The past few years have been important for solar photovoltaic power generation - more power in the world is generated from solar modules than any other type of newly installed power generation technology. In 2017, solar power was one of the major new sources of energy in China, India, Japan and the US. About 500 GW of solar power is produced worldwide, of which about 200 GW in China alone. The private sector produced an additional 50 GW in 2017 alone in this country, while the US produces about 60 GW in total.
According to a report from the Global Renewable Energy Agency, around 40,000 solar panels are installed worldwide per hour, which are located in over 30 countries with installed capacity exceeding 1GW and above. The leaders in terms of installed power capacity per capita are European countries - Germany, Belgium, and Italy.  At present, Germany is the largest producer of solar energy in Europe generating over 50 GW.   
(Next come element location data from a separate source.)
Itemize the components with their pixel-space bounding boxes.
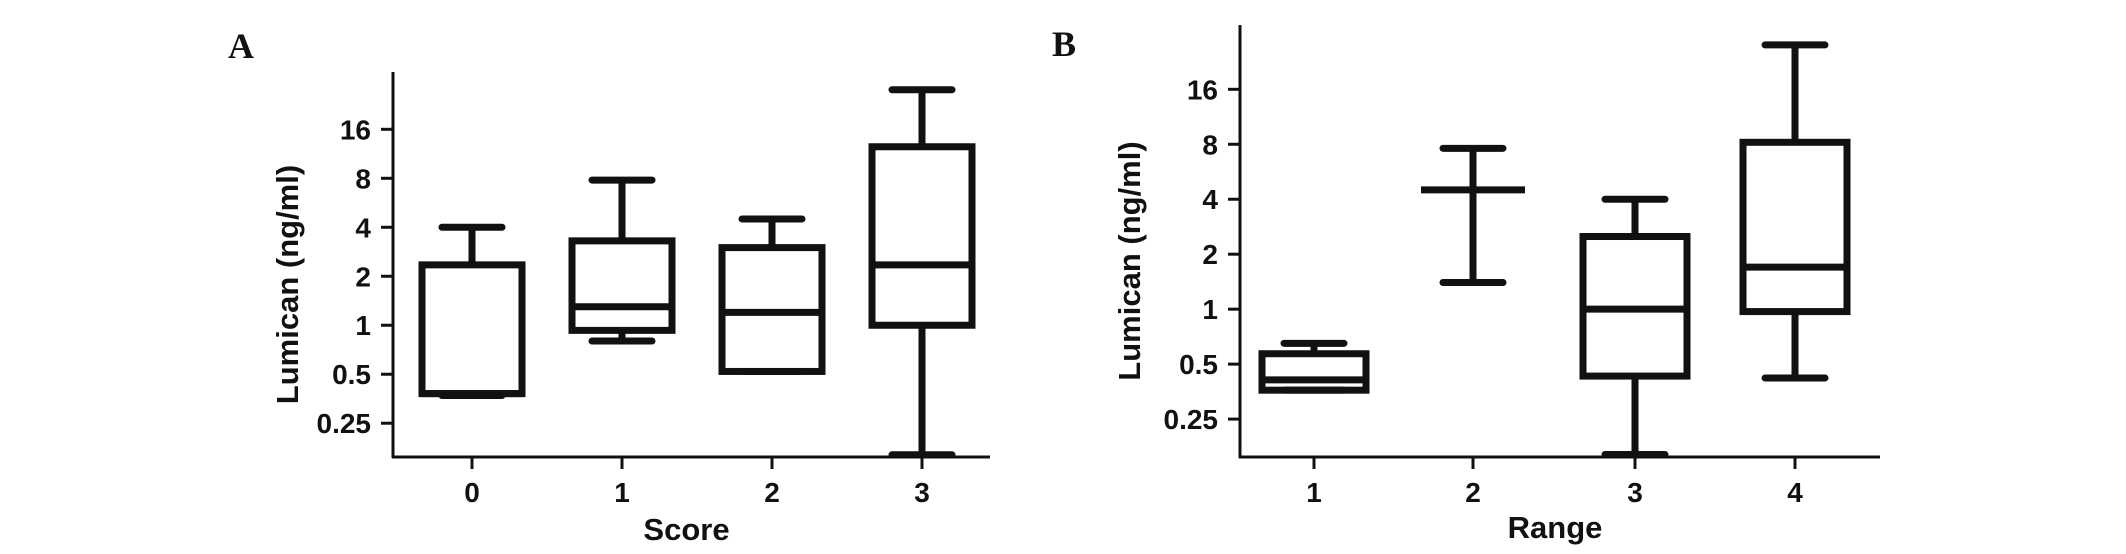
y-tick-label: 8 [1202,129,1218,160]
y-tick-label: 4 [1202,184,1218,215]
x-tick-label: 3 [914,477,930,508]
iqr-box [1258,350,1370,394]
box-plot-0 [418,223,526,400]
iqr-box [418,261,526,398]
x-tick-label: 1 [614,477,630,508]
panel-a-y-axis-title: Lumican (ng/ml) [270,165,305,404]
y-tick-label: 0.5 [332,359,371,390]
x-tick-label: 2 [1465,477,1481,508]
box-plot-3 [868,86,976,459]
iqr-box [868,143,976,329]
y-tick-label: 0.25 [317,408,372,439]
y-tick-label: 8 [355,163,371,194]
panel-b-x-axis-title: Range [1508,510,1603,545]
panel-b: B 0.25 0.5 1 2 4 8 16 1 2 3 4 Lumican (ng/ml) Rang… [1052,24,1880,545]
y-tick-label: 4 [355,212,371,243]
y-tick-label: 1 [1202,294,1218,325]
box-plot-4 [1739,41,1851,382]
y-tick-label: 1 [355,310,371,341]
box-plot-1 [1258,339,1370,394]
box-plot-2 [1421,144,1525,286]
y-tick-label: 2 [355,261,371,292]
panel-a: A 0.25 0.5 1 2 4 8 16 0 1 2 3 Lumican (ng/ml) Scor… [228,26,990,547]
x-tick-label: 4 [1787,477,1803,508]
panel-a-plot: 0.25 0.5 1 2 4 8 16 0 1 2 3 [317,72,990,508]
box-plot-1 [568,176,676,345]
x-tick-label: 0 [464,477,480,508]
y-tick-label: 16 [340,114,371,145]
x-tick-label: 1 [1306,477,1322,508]
panel-b-letter: B [1052,24,1076,64]
box-plot-3 [1579,195,1691,458]
panel-a-x-axis-title: Score [643,512,729,547]
y-tick-label: 0.5 [1179,349,1218,380]
box-plot-2 [718,215,826,375]
y-tick-label: 0.25 [1164,404,1219,435]
x-tick-label: 2 [764,477,780,508]
iqr-box [568,237,676,334]
panel-a-letter: A [228,26,254,66]
y-tick-label: 16 [1187,74,1218,105]
x-tick-label: 3 [1627,477,1643,508]
panel-b-plot: 0.25 0.5 1 2 4 8 16 1 2 3 4 [1164,25,1880,508]
y-tick-label: 2 [1202,239,1218,270]
iqr-box [1739,138,1851,316]
panel-b-y-axis-title: Lumican (ng/ml) [1112,141,1147,380]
Today, Lithuania generates about 100 MW - a very small amount compared to other countries, but future plans are quite ambitious - by 2030, energy from renewable sources in the heating sector should account for 90% of total energy consumption (while the target for other European countries is 50%). By 2050, Lithuania is committed to meet 100% of its electricity needs using power from renewable energy sources (about 18 TWh) and to export part of the generated electricity - the total capacity of the power plants should increase to 2-2.5 TW.  In this context, solar energy is becoming a priority area with solar energy estimated to account for about 20 percent of the total electricity production (solar power will increase to almost 45 GW).
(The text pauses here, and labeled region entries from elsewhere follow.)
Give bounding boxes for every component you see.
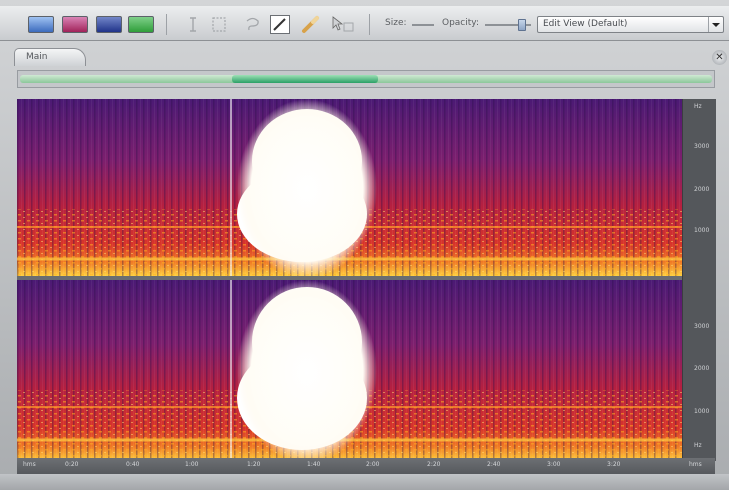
freq-tick-label: 3000: [694, 143, 710, 150]
tab-main[interactable]: Main: [14, 48, 86, 66]
time-tick-label: 1:40: [307, 461, 321, 468]
freq-tick-label: 2000: [694, 186, 710, 193]
time-tick-label: 0:40: [126, 461, 140, 468]
toolbar-separator: [369, 14, 370, 35]
time-tick-label: hms: [689, 461, 702, 468]
time-tick-label: 3:00: [547, 461, 561, 468]
spectral-phase-display-button[interactable]: [96, 16, 122, 33]
overview-visible-range[interactable]: [232, 75, 378, 83]
freq-tick-label: 2000: [694, 365, 710, 372]
spectral-pan-display-button[interactable]: [62, 16, 88, 33]
time-tick-label: 2:00: [366, 461, 380, 468]
view-select[interactable]: Edit View (Default): [537, 16, 724, 33]
toolbar-separator: [166, 14, 167, 35]
marquee-tool-icon[interactable]: [211, 15, 228, 34]
lasso-tool-icon[interactable]: [244, 15, 261, 34]
close-icon[interactable]: ✕: [712, 50, 727, 65]
time-tick-label: hms: [23, 461, 36, 468]
time-tick-label: 2:40: [487, 461, 501, 468]
time-tick-label: 1:20: [247, 461, 261, 468]
spectrogram-channel-right[interactable]: [17, 280, 682, 461]
spectrogram-channel-left[interactable]: [17, 99, 682, 276]
spectral-frequency-display-button[interactable]: [28, 16, 54, 33]
time-tick-label: 2:20: [427, 461, 441, 468]
freq-tick-label: Hz: [694, 103, 702, 110]
size-slider-track[interactable]: [412, 24, 434, 26]
size-label: Size:: [385, 18, 407, 28]
toolbar: Size: Opacity: Edit View (Default): [0, 6, 729, 41]
freq-tick-label: 1000: [694, 408, 710, 415]
spectral-display[interactable]: Hz 3000 2000 1000 3000 2000 1000 Hz: [17, 99, 716, 461]
waveform-display-button[interactable]: [128, 16, 154, 33]
frequency-ruler: Hz 3000 2000 1000 3000 2000 1000 Hz: [682, 99, 716, 461]
time-tick-label: 1:00: [185, 461, 199, 468]
freq-tick-label: 1000: [694, 227, 710, 234]
move-tool-icon[interactable]: [330, 15, 356, 34]
freq-tick-label: Hz: [694, 442, 702, 449]
opacity-label: Opacity:: [442, 18, 479, 28]
status-area: [0, 474, 729, 490]
chevron-down-icon[interactable]: [708, 17, 723, 32]
time-ruler[interactable]: hms 0:20 0:40 1:00 1:20 1:40 2:00 2:20 2…: [17, 458, 715, 474]
opacity-slider-track[interactable]: [485, 24, 531, 26]
time-selection-tool-icon[interactable]: [185, 15, 202, 34]
tab-main-label: Main: [26, 52, 48, 62]
view-select-value: Edit View (Default): [543, 19, 628, 29]
time-tick-label: 3:20: [607, 461, 621, 468]
overview-navigator[interactable]: [17, 70, 715, 88]
brush-tool-icon[interactable]: [270, 15, 290, 34]
time-tick-label: 0:20: [65, 461, 79, 468]
freq-tick-label: 3000: [694, 323, 710, 330]
spot-healing-tool-icon[interactable]: [301, 15, 322, 34]
opacity-slider-thumb[interactable]: [518, 19, 526, 31]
Indicators planned to be achieved in Lithuania in 2050 
In order to achieve these ambitious goals, it is not only necessary to promote the use of solar energy among the population and the business sector, but also encourage research and development. According to best global practice, solar energy production costs have decreased by 50% in the last decade alone.
Lithuanian Business Support Agency encourages business and science representatives to implement scientific innovations that would reduce not only production costs but also environmental pollution. Business and science are therefore invited to take an interest in EU solar energy investment instruments. Business representatives are currently invited to apply under the EU investment measure ‘Experiment’ for Research, Development and Innovation and the measure ‘Renewable Energy Sources for Industry LT+’ aiming to invest in renewable energy equipment.